NFactor broke with error "No active policy during authentication."

[Jeff Riechers]

So I have a special nfactor setup in my lab built with my terraform that provides a dropdown list of authentication methods for LDAP, Azure SAML, Google, Okta, etc. I was testing out setting up FAS and updated my netscaler to the latest 14.1 build when out of nowhere the nfactor dies after selecting your policy. So I rolled back to my snapshot beforehand, re-applied the same terraform code, and it is still broken. I created a manual nfactor flow with my schemas and policies and they also don't work. I am trying to get details on where the failure is taking place, but I can't find anything in the logs, or in the web code that gives me any direction. I have included a copy of the scrubbed config if that helps.

[Hemang Raval]

Hello Jeff,

Error message "No active policy during authentication" indicates that no auth policy is being invoked.
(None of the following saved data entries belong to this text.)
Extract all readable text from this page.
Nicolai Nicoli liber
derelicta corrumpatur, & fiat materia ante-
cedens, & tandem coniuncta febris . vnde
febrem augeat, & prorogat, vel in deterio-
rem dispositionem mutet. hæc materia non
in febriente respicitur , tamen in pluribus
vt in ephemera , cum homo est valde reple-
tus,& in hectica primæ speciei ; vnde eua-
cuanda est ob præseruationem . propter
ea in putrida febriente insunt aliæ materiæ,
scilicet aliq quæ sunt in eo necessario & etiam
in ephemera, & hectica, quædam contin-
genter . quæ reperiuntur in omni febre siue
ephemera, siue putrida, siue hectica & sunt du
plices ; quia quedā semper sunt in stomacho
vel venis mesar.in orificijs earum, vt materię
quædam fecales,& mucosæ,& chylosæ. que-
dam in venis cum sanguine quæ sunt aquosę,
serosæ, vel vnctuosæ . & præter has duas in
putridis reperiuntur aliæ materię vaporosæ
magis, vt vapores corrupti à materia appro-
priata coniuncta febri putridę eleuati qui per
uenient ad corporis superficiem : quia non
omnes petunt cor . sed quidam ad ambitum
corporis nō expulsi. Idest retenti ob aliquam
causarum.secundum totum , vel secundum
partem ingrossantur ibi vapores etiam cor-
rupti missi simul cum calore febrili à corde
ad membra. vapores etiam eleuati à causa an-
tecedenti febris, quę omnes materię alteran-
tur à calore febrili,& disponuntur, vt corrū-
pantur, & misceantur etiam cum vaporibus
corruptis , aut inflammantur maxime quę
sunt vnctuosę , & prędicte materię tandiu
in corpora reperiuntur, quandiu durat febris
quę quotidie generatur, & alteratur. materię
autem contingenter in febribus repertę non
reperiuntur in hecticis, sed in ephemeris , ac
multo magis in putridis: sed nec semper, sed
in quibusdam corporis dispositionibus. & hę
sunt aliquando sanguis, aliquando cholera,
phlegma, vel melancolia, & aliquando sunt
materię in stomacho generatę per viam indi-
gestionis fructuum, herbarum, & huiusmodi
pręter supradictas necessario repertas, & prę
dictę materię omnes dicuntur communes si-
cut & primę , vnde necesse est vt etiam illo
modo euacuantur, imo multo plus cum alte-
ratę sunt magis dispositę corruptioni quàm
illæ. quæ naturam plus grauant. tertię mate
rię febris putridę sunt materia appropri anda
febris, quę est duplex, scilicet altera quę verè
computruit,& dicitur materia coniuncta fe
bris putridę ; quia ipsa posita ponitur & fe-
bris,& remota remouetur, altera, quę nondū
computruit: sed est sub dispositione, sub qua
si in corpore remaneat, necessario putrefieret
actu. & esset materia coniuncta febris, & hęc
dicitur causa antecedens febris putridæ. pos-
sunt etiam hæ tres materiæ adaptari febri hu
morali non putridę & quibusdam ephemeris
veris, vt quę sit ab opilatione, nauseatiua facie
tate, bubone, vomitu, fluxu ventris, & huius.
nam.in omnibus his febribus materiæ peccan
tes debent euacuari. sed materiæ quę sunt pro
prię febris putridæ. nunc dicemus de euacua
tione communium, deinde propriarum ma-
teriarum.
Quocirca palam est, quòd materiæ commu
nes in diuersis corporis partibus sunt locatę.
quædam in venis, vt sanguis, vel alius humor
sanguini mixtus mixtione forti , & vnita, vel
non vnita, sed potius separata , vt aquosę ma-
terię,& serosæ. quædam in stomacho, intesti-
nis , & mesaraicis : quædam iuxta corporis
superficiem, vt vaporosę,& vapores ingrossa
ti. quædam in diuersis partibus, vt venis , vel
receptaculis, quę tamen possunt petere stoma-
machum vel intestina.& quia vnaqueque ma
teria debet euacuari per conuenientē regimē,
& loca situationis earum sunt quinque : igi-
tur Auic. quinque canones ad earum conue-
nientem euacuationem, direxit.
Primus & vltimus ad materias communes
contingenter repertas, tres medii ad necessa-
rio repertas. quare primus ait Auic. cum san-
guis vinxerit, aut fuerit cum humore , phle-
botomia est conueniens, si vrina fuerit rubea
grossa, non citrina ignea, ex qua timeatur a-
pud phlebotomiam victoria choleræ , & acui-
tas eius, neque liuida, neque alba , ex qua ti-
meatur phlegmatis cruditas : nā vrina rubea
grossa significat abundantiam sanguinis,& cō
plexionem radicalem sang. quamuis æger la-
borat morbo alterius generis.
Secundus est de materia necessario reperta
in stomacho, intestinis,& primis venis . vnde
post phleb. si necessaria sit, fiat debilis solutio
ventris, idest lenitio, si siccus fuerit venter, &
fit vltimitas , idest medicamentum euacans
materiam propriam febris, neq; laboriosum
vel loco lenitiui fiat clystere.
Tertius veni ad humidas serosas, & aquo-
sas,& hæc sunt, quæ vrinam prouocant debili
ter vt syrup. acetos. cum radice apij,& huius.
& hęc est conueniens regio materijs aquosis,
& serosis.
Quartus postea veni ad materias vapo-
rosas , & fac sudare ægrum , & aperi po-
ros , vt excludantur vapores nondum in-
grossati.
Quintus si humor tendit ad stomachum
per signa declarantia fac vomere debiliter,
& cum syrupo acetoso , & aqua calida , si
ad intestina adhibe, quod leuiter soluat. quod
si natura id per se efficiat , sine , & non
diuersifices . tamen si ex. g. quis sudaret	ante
This means below expression is not being evaluated correctly:

"HTTP.REQ.BODY(500).AFTER_STR("domain=").CONTAINS("LDAP")"

Please check for case sensitivity here or check whether expression is right evaluated.

Thanks and regards,

Hemang

[Jeff Riechers]

Yup, that is what I thought. But it all lines up in the webcode.

[Hemang Raval]

Please raise issue with support. This will need log and Wireshark analysis for troubleshooting further.

[Jeff Riechers]

Well, I think I found the issue. I had enabled Login Encryption on the image to harden the environment. Once I changed that back it worked correctly.

[Dean Condrashoff]

I had this issue with 13.1 as well with the login encryption. I had to move away from using the "domain" id, and use the user name field instead. I then used a policy which checked the expression AAA.USER.NAME.CONTAINS("OTP"), after the user proceeded to auth they would input their actual user name and this field would be updated. I never had a chance to open a ticket on this issue as it was a one off problem and I couldn't wait for the support wheels to grind.